田村市の飲食店主と農家が、東京電力福島第一原発事故からの復興と風評払拭(ふっしょく)につなげようと、地元の食材による「ご当地グルメ」作りを進めている。4月からの「ふくしまデスティネーションキャンペーン(DC)」を前に、市内産野菜をふんだんに使った「たむら八彩(やさい)カレー(仮称)」を3月中に発表する。スイーツの商品化も検討しており、関係者は「田村の食の魅力を全国に発信する」と張り切っている。
飲食店主、農業者ら約20人でつくる「田村市ご当地グルメプロジェクト」がカレーの開発を進め、最終段階に入った。3月1日に開かれる市の合併10周年記念式典で、たむら八彩カレーの誕生を発表する予定だ。4月1日のふくしまDC開幕までに、市内の飲食店4、5軒がメニューに加える。

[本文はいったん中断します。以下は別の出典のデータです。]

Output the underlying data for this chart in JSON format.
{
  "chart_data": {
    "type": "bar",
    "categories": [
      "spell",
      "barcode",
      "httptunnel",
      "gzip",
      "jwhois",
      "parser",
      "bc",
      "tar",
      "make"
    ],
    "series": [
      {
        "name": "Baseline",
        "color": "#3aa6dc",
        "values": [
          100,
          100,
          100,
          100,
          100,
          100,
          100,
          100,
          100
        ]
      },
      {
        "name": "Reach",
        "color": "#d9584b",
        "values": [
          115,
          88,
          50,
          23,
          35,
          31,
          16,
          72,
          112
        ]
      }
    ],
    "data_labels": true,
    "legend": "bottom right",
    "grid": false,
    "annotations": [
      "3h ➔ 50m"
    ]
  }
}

たむら八彩カレーは市内産野菜を豊富に使い、調理方法や味付けは参加する各飲食店に任せる。食材は各店が地元の直売所などから仕入れる。市内都路町中心部で家庭料理の店「よりあい処華(はな)」を営む今泉富代(ひさよ)さん(67)は、看板料理のけんちん汁にカレールーを加えた。具材にニンジンやゴボウ、白菜、卵など都路産の食材を使い彩り良く仕上げた。1月から試作品として常連客に提供しているが、「具だくさんで、味がまろやか」と好評だという。

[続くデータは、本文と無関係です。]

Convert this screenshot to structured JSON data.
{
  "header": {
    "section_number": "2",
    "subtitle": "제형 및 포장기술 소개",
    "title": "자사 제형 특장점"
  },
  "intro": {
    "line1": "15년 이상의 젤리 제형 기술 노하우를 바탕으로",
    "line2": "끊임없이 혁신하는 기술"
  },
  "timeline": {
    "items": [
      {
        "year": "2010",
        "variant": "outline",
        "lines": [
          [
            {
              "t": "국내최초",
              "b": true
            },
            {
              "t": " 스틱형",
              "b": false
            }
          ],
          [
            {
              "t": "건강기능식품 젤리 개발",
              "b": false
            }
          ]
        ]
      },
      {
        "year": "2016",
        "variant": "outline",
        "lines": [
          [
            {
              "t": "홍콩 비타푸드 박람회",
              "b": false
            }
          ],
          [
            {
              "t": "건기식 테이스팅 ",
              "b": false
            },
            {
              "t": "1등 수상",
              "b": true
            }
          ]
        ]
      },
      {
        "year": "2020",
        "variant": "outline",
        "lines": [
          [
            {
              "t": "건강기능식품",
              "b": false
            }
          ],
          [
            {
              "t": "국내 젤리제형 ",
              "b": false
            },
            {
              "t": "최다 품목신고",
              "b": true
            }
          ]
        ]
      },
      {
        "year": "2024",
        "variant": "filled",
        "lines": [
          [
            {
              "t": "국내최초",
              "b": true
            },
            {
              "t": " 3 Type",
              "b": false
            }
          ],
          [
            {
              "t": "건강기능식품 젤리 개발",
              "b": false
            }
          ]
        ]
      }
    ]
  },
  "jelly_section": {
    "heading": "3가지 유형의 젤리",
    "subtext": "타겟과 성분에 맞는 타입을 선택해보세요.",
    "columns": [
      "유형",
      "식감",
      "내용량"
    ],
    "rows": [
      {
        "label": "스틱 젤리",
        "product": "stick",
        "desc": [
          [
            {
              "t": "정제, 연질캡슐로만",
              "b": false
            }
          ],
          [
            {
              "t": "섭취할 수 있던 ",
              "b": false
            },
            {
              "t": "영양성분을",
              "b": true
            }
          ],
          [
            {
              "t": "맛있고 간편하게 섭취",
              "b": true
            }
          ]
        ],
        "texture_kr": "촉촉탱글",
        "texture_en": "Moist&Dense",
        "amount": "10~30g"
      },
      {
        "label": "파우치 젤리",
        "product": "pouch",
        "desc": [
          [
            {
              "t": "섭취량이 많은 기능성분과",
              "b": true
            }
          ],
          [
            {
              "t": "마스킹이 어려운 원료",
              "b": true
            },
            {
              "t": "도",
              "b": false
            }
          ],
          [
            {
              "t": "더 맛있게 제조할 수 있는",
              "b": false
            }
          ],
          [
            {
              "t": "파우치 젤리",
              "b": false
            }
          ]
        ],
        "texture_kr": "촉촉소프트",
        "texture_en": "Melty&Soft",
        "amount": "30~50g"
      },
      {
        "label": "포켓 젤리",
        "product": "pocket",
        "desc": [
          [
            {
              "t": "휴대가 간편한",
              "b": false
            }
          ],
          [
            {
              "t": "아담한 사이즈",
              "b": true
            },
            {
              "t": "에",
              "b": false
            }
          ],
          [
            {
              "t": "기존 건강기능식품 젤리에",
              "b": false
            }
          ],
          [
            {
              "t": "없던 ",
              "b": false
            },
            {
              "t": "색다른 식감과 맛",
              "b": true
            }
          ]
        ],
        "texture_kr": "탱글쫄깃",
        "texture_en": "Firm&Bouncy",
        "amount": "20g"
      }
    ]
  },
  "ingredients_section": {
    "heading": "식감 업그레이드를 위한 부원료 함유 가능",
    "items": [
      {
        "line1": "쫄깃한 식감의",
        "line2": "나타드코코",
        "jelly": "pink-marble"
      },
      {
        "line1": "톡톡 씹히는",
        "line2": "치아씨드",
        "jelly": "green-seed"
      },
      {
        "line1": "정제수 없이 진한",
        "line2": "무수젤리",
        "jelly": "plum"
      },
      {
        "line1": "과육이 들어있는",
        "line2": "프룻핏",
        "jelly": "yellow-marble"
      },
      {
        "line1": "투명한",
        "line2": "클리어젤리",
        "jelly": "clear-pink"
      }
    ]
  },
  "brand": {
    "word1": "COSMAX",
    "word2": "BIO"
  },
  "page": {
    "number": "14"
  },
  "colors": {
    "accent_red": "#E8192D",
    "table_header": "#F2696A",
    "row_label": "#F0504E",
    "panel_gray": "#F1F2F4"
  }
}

今泉さんは避難先から戻った住民の憩いの場をつくろうと、昨年6月に店を構えた。都路町では、全域が居住可能となった昨年4月以降も住民帰還の動きは鈍い。「カレーが都路に足を運ぶきっかけになってほしい」と期待する。
プロジェクト代表を務め、市内船引町でレストラン「ドルフィン」を営む箱崎哲司さん(61)は根菜類などを使ったカレーうどんを研究している。「各店が違う味に仕上げ、お客さんに食べ歩きを楽しんでもらえるようにしたい」と話す。今後も参加店の募集を継続する。
箱崎さんらは昨年11月、「食」の力によって原発事故の影響が残る古里を盛り上げようと、プロジェクトの準備会を設立した。田村市は年間を通じて農産物の出荷が盛んだ。こうした土地柄をPRするには、野菜を具材にするカレーが最適と考え、ご当地グルメの第一弾に選んだ。